313 If Ceph is upgraded to Pacific from a previous version, sharding is off.
314
315 To enable sharding and apply the Pacific defaults, stop an OSD and run
316
317 .. prompt:: bash #
318
319 ceph-bluestore-tool \
320 --path <data path> \
321 --sharding="m(3) p(3,0-12) O(3,0-13)=block_cache={type=binned_lru} L P" \
322 reshard
323
324 .. confval:: bluestore_rocksdb_cf
325 .. confval:: bluestore_rocksdb_cfs
326
327 Throttling
328 ==========
329
330 .. confval:: bluestore_throttle_bytes
331 .. confval:: bluestore_throttle_deferred_bytes
332 .. confval:: bluestore_throttle_cost_per_io
333 .. confval:: bluestore_throttle_cost_per_io_hdd
334 .. confval:: bluestore_throttle_cost_per_io_ssd
335
336 SPDK Usage
337 ==================
338
339 If you want to use the SPDK driver for NVMe devices, you must prepare your system.
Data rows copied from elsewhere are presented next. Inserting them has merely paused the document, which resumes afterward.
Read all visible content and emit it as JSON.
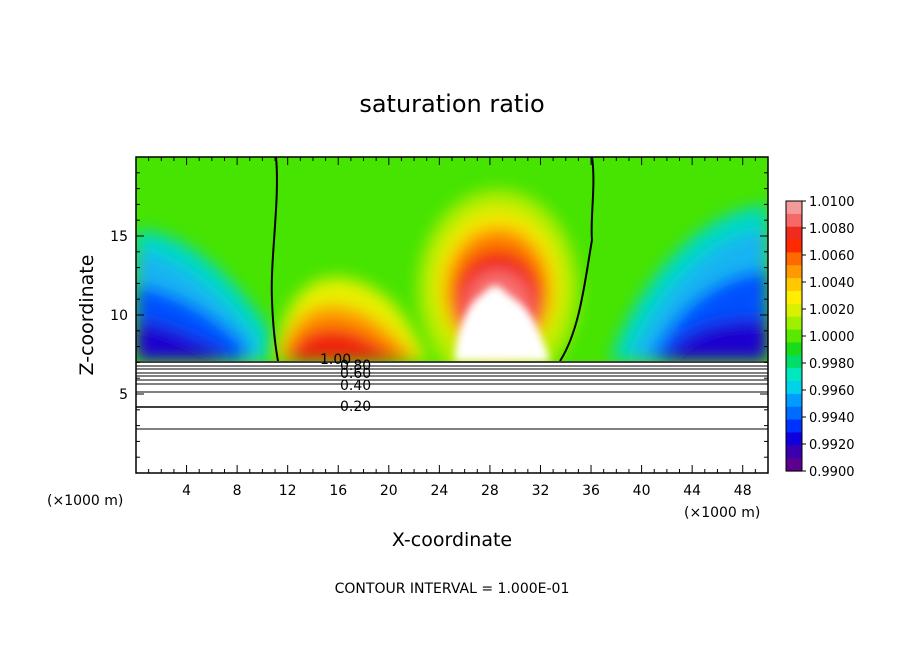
{
  "chart_data": {
    "type": "heatmap",
    "title": "saturation ratio",
    "xlabel": "X-coordinate",
    "ylabel": "Z-coordinate",
    "x_unit": "(×1000 m)",
    "xlim": [
      0,
      50
    ],
    "ylim": [
      0,
      20
    ],
    "x_ticks": [
      4,
      8,
      12,
      16,
      20,
      24,
      28,
      32,
      36,
      40,
      44,
      48
    ],
    "y_ticks": [
      5,
      10,
      15
    ],
    "colorbar": {
      "min": 0.99,
      "max": 1.01,
      "labels": [
        "1.0100",
        "1.0080",
        "1.0060",
        "1.0040",
        "1.0020",
        "1.0000",
        "0.9980",
        "0.9960",
        "0.9940",
        "0.9920",
        "0.9900"
      ],
      "colors": [
        "#f59a9a",
        "#f76868",
        "#ef2b1e",
        "#ff2a00",
        "#ff6a00",
        "#ff9a00",
        "#ffc800",
        "#ffee00",
        "#d9f000",
        "#9ef000",
        "#59e800",
        "#18dc18",
        "#00dd6a",
        "#00e8c0",
        "#00d2ea",
        "#009cff",
        "#006cff",
        "#0032ff",
        "#1000dd",
        "#3a00b0",
        "#5c0090"
      ]
    },
    "contour_interval": "CONTOUR INTERVAL = 1.000E-01",
    "contour_labels": [
      "1.00",
      "0.80",
      "0.60",
      "0.40",
      "0.20"
    ],
    "cloud_base_z": 7.2,
    "boundary_x": [
      11,
      35
    ]
  }
}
340 Refer to `SPDK document`__ for more details.
341
342 .. __: http://www.spdk.io/doc/getting_started.html#getting_started_examples
343
344 SPDK offers a script to configure the device automatically. Users can run the
345 script as root::
346
347 $ sudo src/spdk/scripts/setup.sh
348
349 You will need to specify the subject NVMe device's device selector with
350 the "spdk:" prefix for ``bluestore_block_path``.
351
352 For example, you can find the device selector of an Intel PCIe SSD with::
353
354 $ lspci -mm -n -D -d 8086:0953
355
356 The device selector always has the form of ``DDDD:BB:DD.FF`` or ``DDDD.BB.DD.FF``.
357
358 and then set::
359
360 bluestore_block_path = spdk:0000:01:00.0
361
362 Where ``0000:01:00.0`` is the device selector found in the output of ``lspci``
363 command above.
364
365 To run multiple SPDK instances per node, you must specify the
366 amount of dpdk memory in MB that each instance will use, to make sure each
367 instance uses its own dpdk memory
368
369 In most cases, a single device can be used for data, DB, and WAL. We describe
370 this strategy as *colocating* these components. Be sure to enter the below
371 settings to ensure that all IOs are issued through SPDK.::
372
373 bluestore_block_db_path = ""
374 bluestore_block_db_size = 0
375 bluestore_block_wal_path = ""
376 bluestore_block_wal_size = 0
377
378 Otherwise, the current implementation will populate the SPDK map files with
379 kernel file system symbols and will use the kernel driver to issue DB/WAL IO.